The lawmakers noted to Brandon that congressional offices and research organizations “continue to regularly cite possibly outdated statistics from the report.”

“Updated research and reports will aid policymakers as we continue to confront this crisis we are facing as a nation,” Rep. Mike Quigley (D-Ill.), who spearheaded the letter, said in a statement on Tuesday.

Quigley's district represents parts of Chicago, which has seen hundreds of gun deaths so far this year.

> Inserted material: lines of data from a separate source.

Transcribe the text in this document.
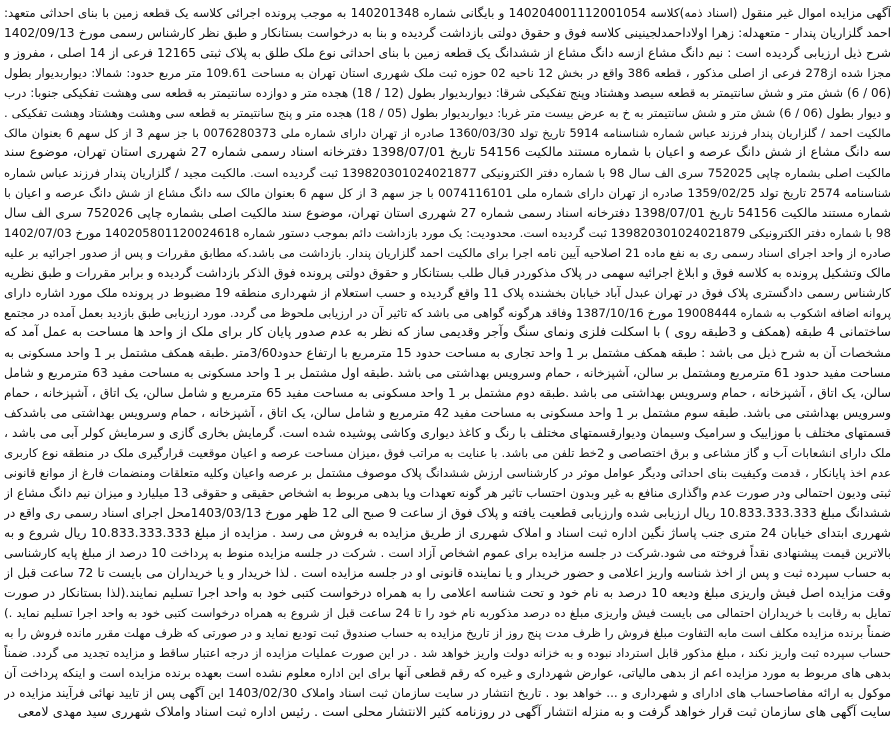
آگهی مزایده اموال غیر منقول (اسناد ذمه)کلاسه 140204001112001054 و بایگانی شماره 140201348 به موجب پرونده اجرائی کلاسه یک قطعه زمین با بنای احداثی متعهد:
احمد گلزاریان پندار - متعهدله: زهرا اولاداحمدلجینینی کلاسه فوق و حقوق دولتی بازداشت گردیده و بنا به درخواست بستانکار و طبق نظر کارشناس رسمی مورخ 1402/09/13
شرح ذیل ارزیابی گردیده است : نیم دانگ مشاع ازسه دانگ مشاع از ششدانگ یک قطعه زمین با بنای احداثی نوع ملک طلق به پلاک ثبتی 12165 فرعی از 14 اصلی ، مفروز و
مجزا شده از278 فرعی از اصلی مذکور ، قطعه 386 واقع در بخش 12 ناحیه 02 حوزه ثبت ملک شهرری استان تهران به مساحت 109.61 متر مربع حدود: شمالا: دیواربدیوار بطول
(06 / 6) شش متر و شش سانتیمتر به قطعه سیصد وهشتاد وپنج تفکیکی شرقا: دیواربدیوار بطول (12 / 18) هجده متر و دوازده سانتیمتر به قطعه سی وهشت تفکیکی جنوبا: درب
و دیوار بطول (06 / 6) شش متر و شش سانتیمتر به خ به عرض بیست متر غربا: دیواربدیوار بطول (05 / 18) هجده متر و پنج سانتیمتر به قطعه سی وهشت وهشتاد وهشت تفکیکی .
مالکیت احمد / گلزاریان پندار فرزند عباس شماره شناسنامه 5914 تاریخ تولد 1360/03/30 صادره از تهران دارای شماره ملی 0076280373 با جز سهم 3 از کل سهم 6 بعنوان مالک
سه دانگ مشاع از شش دانگ عرصه و اعیان با شماره مستند مالکیت 54156 تاریخ 1398/07/01 دفترخانه اسناد رسمی شماره 27 شهرری استان تهران، موضوع سند
مالکیت اصلی بشماره چاپی 752025 سری الف سال 98 با شماره دفتر الکترونیکی 139820301024021877 ثبت گردیده است. مالکیت مجید / گلزاریان پندار فرزند عباس شماره
شناسنامه 2574 تاریخ تولد 1359/02/25 صادره از تهران دارای شماره ملی 0074116101 با جز سهم 3 از کل سهم 6 بعنوان مالک سه دانگ مشاع از شش دانگ عرصه و اعیان با
شماره مستند مالکیت 54156 تاریخ 1398/07/01 دفترخانه اسناد رسمی شماره 27 شهرری استان تهران، موضوع سند مالکیت اصلی بشماره چاپی 752026 سری الف سال
98 با شماره دفتر الکترونیکی 139820301024021879 ثبت گردیده است. محدودیت: یک مورد بازداشت دائم بموجب دستور شماره 140205801120024618 مورخ 1402/07/03
صادره از واحد اجرای اسناد رسمی ری به نفع ماده 21 اصلاحیه آیین نامه اجرا برای مالکیت احمد گلزاریان پندار. بازداشت می باشد.که مطابق مقررات و پس از صدور اجرائیه بر علیه
مالک وتشکیل پرونده به کلاسه فوق و ابلاغ اجرائیه سهمی در پلاک مذکوردر قبال طلب بستانکار و حقوق دولتی پرونده فوق الذکر بازداشت گردیده و برابر مقررات و طبق نظریه
کارشناس رسمی دادگستری پلاک فوق در تهران عبدل آباد خیابان بخشنده پلاک 11 واقع گردیده و حسب استعلام از شهرداری منطقه 19 مضبوط در پرونده ملک مورد اشاره دارای
پروانه اضافه اشکوب به شماره 19008444 مورخ 1387/10/16 وفاقد هرگونه گواهی می باشد که تاثیر آن در ارزیابی ملحوظ می گردد. مورد ارزیابی طبق بازدید بعمل آمده در مجتمع
ساختمانی 4 طبقه (همکف و 3طبقه روی ) با اسکلت فلزی ونمای سنگ وآجر وقدیمی ساز که نظر به عدم صدور پایان کار برای ملک از واحد ها مساحت به عمل آمد که
مشخصات آن به شرح ذیل می باشد : طبقه همکف مشتمل بر 1 واحد تجاری به مساحت حدود 15 مترمربع با ارتفاع حدود3/60متر .طبقه همکف مشتمل بر 1 واحد مسکونی به
مساحت مفید حدود 61 مترمربع ومشتمل بر سالن، آشپزخانه ، حمام وسرویس بهداشتی می باشد .طبقه اول مشتمل بر 1 واحد مسکونی به مساحت مفید 63 مترمربع و شامل
سالن، یک اتاق ، آشپزخانه ، حمام وسرویس بهداشتی می باشد .طبقه دوم مشتمل بر 1 واحد مسکونی به مساحت مفید 65 مترمربع و شامل سالن، یک اتاق ، آشپزخانه ، حمام
وسرویس بهداشتی می باشد. طبقه سوم مشتمل بر 1 واحد مسکونی به مساحت مفید 42 مترمربع و شامل سالن، یک اتاق ، آشپزخانه ، حمام وسرویس بهداشتی می باشدکف
قسمتهای مختلف با موزاییک و سرامیک وسیمان ودیوارقسمتهای مختلف با رنگ و کاغذ دیواری وکاشی پوشیده شده است. گرمایش بخاری گازی و سرمایش کولر آبی می باشد ،
ملک دارای انشعابات آب و گاز مشاعی و برق اختصاصی و 2خط تلفن می باشد. با عنایت به مراتب فوق ،میزان مساحت عرصه و اعیان موقعیت قرارگیری ملک در منطقه نوع کاربری
عدم اخذ پایانکار ، قدمت وکیفیت بنای احداثی ودیگر عوامل موثر در کارشناسی ارزش ششدانگ پلاک موصوف مشتمل بر عرصه واعیان وکلیه متعلقات ومنضمات فارغ از موانع قانونی
ثبتی ودیون احتمالی ودر صورت عدم واگذاری منافع به غیر وبدون احتساب تاثیر هر گونه تعهدات ویا بدهی مربوط به اشخاص حقیقی و حقوقی 13 میلیارد و میزان نیم دانگ مشاع از
ششدانگ مبلغ 10.833.333.333 ریال ارزیابی شده وارزیابی قطعیت یافته و پلاک فوق از ساعت 9 صبح الی 12 ظهر مورخ 1403/03/13محل اجرای اسناد رسمی ری واقع در
شهرری ابتدای خیابان 24 متری جنب پاساژ نگین اداره ثبت اسناد و املاک شهرری از طریق مزایده به فروش می رسد . مزایده از مبلغ 10.833.333.333 ریال شروع و به
بالاترین قیمت پیشنهادی نقداً فروخته می شود.شرکت در جلسه مزایده برای عموم اشخاص آزاد است . شرکت در جلسه مزایده منوط به پرداخت 10 درصد از مبلغ پایه کارشناسی
به حساب سپرده ثبت و پس از اخذ شناسه واریز اعلامی و حضور خریدار و یا نماینده قانونی او در جلسه مزایده است . لذا خریدار و یا خریداران می بایست تا 72 ساعت قبل از
وقت مزایده اصل فیش واریزی مبلغ ودیعه 10 درصد به نام خود و تحت شناسه اعلامی را به همراه درخواست کتبی خود به واحد اجرا تسلیم نمایند.(لذا بستانکار در صورت
تمایل به رقابت با خریداران احتمالی می بایست فیش واریزی مبلغ ده درصد مذکوربه نام خود را تا 24 ساعت قبل از شروع به همراه درخواست کتبی خود به واحد اجرا تسلیم نماید .)
ضمناً برنده مزایده مکلف است مابه التفاوت مبلغ فروش را ظرف مدت پنج روز از تاریخ مزایده به حساب صندوق ثبت تودیع نماید و در صورتی که ظرف مهلت مقرر مانده فروش را به
حساب سپرده ثبت واریز نکند ، مبلغ مذکور قابل استرداد نبوده و به خزانه دولت واریز خواهد شد . در این صورت عملیات مزایده از درجه اعتبار ساقط و مزایده تجدید می گردد. ضمناً
بدهی های مربوط به مورد مزایده اعم از بدهی مالیاتی، عوارض شهرداری و غیره که رقم قطعی آنها برای این اداره معلوم نشده است بعهده برنده مزایده است و اینکه پرداخت آن
موکول به ارائه مفاصاحساب های ادارای و شهرداری و ... خواهد بود . تاریخ انتشار در سایت سازمان ثبت اسناد واملاک 1403/02/30 این آگهی پس از تایید نهائی فرآیند مزایده در
سایت آگهی های سازمان ثبت قرار خواهد گرفت و به منزله انتشار آگهی در روزنامه کثیر الانتشار محلی است . رئیس اداره ثبت اسناد واملاک شهرری سید مهدی لامعی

Democrats have pushed to eliminate a budget provision that has effectively frozen most government research into gun violence for nearly two decades.

The provision, first enacted in 1996 under pressure from gun rights groups, prohibits the use of federal funds “to advocate or promote gun control.” The statute has resulted in a chilling effect on government research into gun violence, even though it is not an outright ban on producing data related to the effects of firearms.

Republicans on the House Appropriations Committee blocked a Democratic effort in July to allow the Centers for Disease Control to study gun-related deaths.

House GOP leaders have been considering formally reprimanding Democrats for commandeering the floor in June in violation of the chamber’s rules. 

A resolution to rebuke Democrats for their rule-breaking never came to the House floor while the chamber was in session last month, despite suggestions from GOP leaders that they were thinking about a formal floor vote.

Instead, it’s possible that Republicans, assuming they keep control of the House after the elections, could make changes to the official rules for the next Congress that starts in January to prevent anything like the sit-in from happening again.